Le président russe Vladimir Poutine a déclaré que certains pays occidentaux risquaient de déclencher une guerre nucléaire en déployant des troupes dans l’est de l’Ukraine, avertissant que Moscou pourrait frapper des cibles occidentales.
Poutine prononçait jeudi son discours annuel sur l’état de la nation.
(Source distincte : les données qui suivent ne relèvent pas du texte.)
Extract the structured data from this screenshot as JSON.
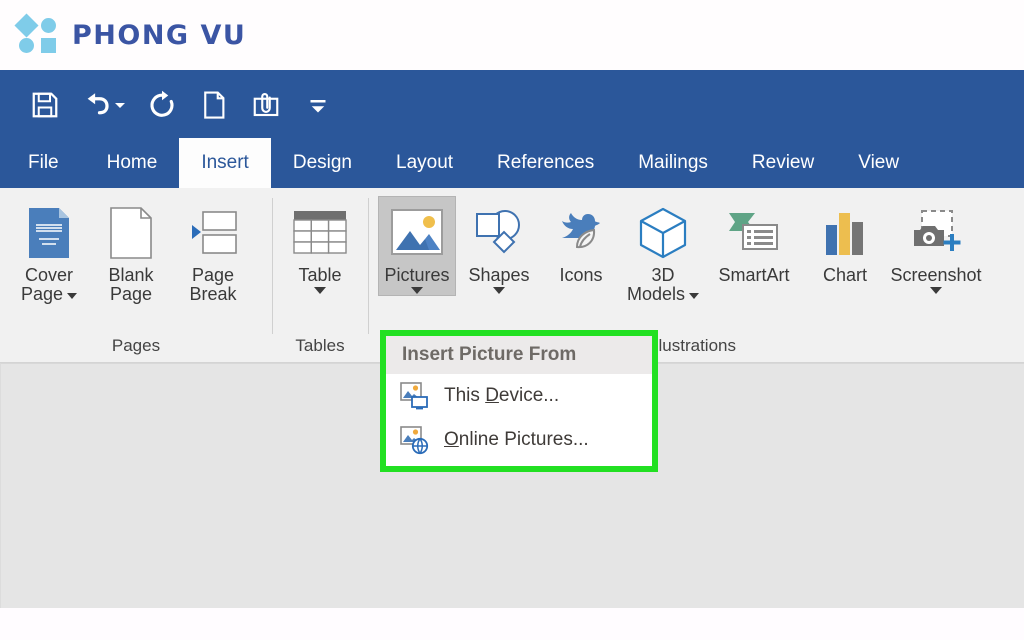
{
  "brand": {
    "name": "PHONG VU",
    "logo_icon": "phong-vu-logo-shapes",
    "logo_color": "#7fcce9",
    "text_color": "#3b55a4"
  },
  "quick_access_toolbar": {
    "items": [
      {
        "name": "save",
        "icon": "floppy-disk-icon",
        "has_dropdown": false
      },
      {
        "name": "undo",
        "icon": "undo-arrow-icon",
        "has_dropdown": true
      },
      {
        "name": "redo",
        "icon": "redo-arrow-icon",
        "has_dropdown": false
      },
      {
        "name": "new-document",
        "icon": "new-document-icon",
        "has_dropdown": false
      },
      {
        "name": "email-attachment",
        "icon": "paperclip-envelope-icon",
        "has_dropdown": false
      },
      {
        "name": "customize-toolbar",
        "icon": "customize-chevron-icon",
        "has_dropdown": false
      }
    ]
  },
  "ribbon": {
    "accent_color": "#2b579a",
    "tabs": [
      {
        "label": "File",
        "active": false
      },
      {
        "label": "Home",
        "active": false
      },
      {
        "label": "Insert",
        "active": true
      },
      {
        "label": "Design",
        "active": false
      },
      {
        "label": "Layout",
        "active": false
      },
      {
        "label": "References",
        "active": false
      },
      {
        "label": "Mailings",
        "active": false
      },
      {
        "label": "Review",
        "active": false
      },
      {
        "label": "View",
        "active": false
      }
    ],
    "groups": [
      {
        "label": "Pages",
        "buttons": [
          {
            "label_line1": "Cover",
            "label_line2": "Page",
            "icon": "cover-page-icon",
            "has_caret_inline": true,
            "has_caret_row": false,
            "active": false
          },
          {
            "label_line1": "Blank",
            "label_line2": "Page",
            "icon": "blank-page-icon",
            "has_caret_inline": false,
            "has_caret_row": false,
            "active": false
          },
          {
            "label_line1": "Page",
            "label_line2": "Break",
            "icon": "page-break-icon",
            "has_caret_inline": false,
            "has_caret_row": false,
            "active": false
          }
        ]
      },
      {
        "label": "Tables",
        "buttons": [
          {
            "label_line1": "Table",
            "label_line2": "",
            "icon": "table-icon",
            "has_caret_inline": false,
            "has_caret_row": true,
            "active": false
          }
        ]
      },
      {
        "label": "Illustrations",
        "buttons": [
          {
            "label_line1": "Pictures",
            "label_line2": "",
            "icon": "pictures-icon",
            "has_caret_inline": false,
            "has_caret_row": true,
            "active": true
          },
          {
            "label_line1": "Shapes",
            "label_line2": "",
            "icon": "shapes-icon",
            "has_caret_inline": false,
            "has_caret_row": true,
            "active": false
          },
          {
            "label_line1": "Icons",
            "label_line2": "",
            "icon": "icons-bird-leaf-icon",
            "has_caret_inline": false,
            "has_caret_row": false,
            "active": false
          },
          {
            "label_line1": "3D",
            "label_line2": "Models",
            "icon": "3d-models-cube-icon",
            "has_caret_inline": true,
            "has_caret_row": false,
            "active": false
          },
          {
            "label_line1": "SmartArt",
            "label_line2": "",
            "icon": "smartart-icon",
            "has_caret_inline": false,
            "has_caret_row": false,
            "active": false
          },
          {
            "label_line1": "Chart",
            "label_line2": "",
            "icon": "chart-icon",
            "has_caret_inline": false,
            "has_caret_row": false,
            "active": false
          },
          {
            "label_line1": "Screenshot",
            "label_line2": "",
            "icon": "screenshot-camera-icon",
            "has_caret_inline": false,
            "has_caret_row": true,
            "active": false
          }
        ]
      }
    ]
  },
  "dropdown": {
    "header": "Insert Picture From",
    "highlight_color": "#22e022",
    "items": [
      {
        "label_pre": "This ",
        "label_key": "D",
        "label_post": "evice...",
        "icon": "picture-device-icon"
      },
      {
        "label_pre": "",
        "label_key": "O",
        "label_post": "nline Pictures...",
        "icon": "picture-online-globe-icon"
      }
    ]
  }
}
Il avait déjà évoqué les dangers d’une confrontation directe entre l’OTAN et la Russie, mais son avertissement nucléaire de jeudi était l’un des plus explicites.
Il a déclaré que les dirigeants occidentaux ne comprenaient peut-être pas à quel point leurs provocations étaient risquées et les a mis en garde une fois de plus contre le danger catastrophique d’une ingérence dans les affaires intérieures de la Russie.
Poutine a lié son avertissement nucléaire aux remarques du président français Emmanuel Macron plus tôt cette semaine.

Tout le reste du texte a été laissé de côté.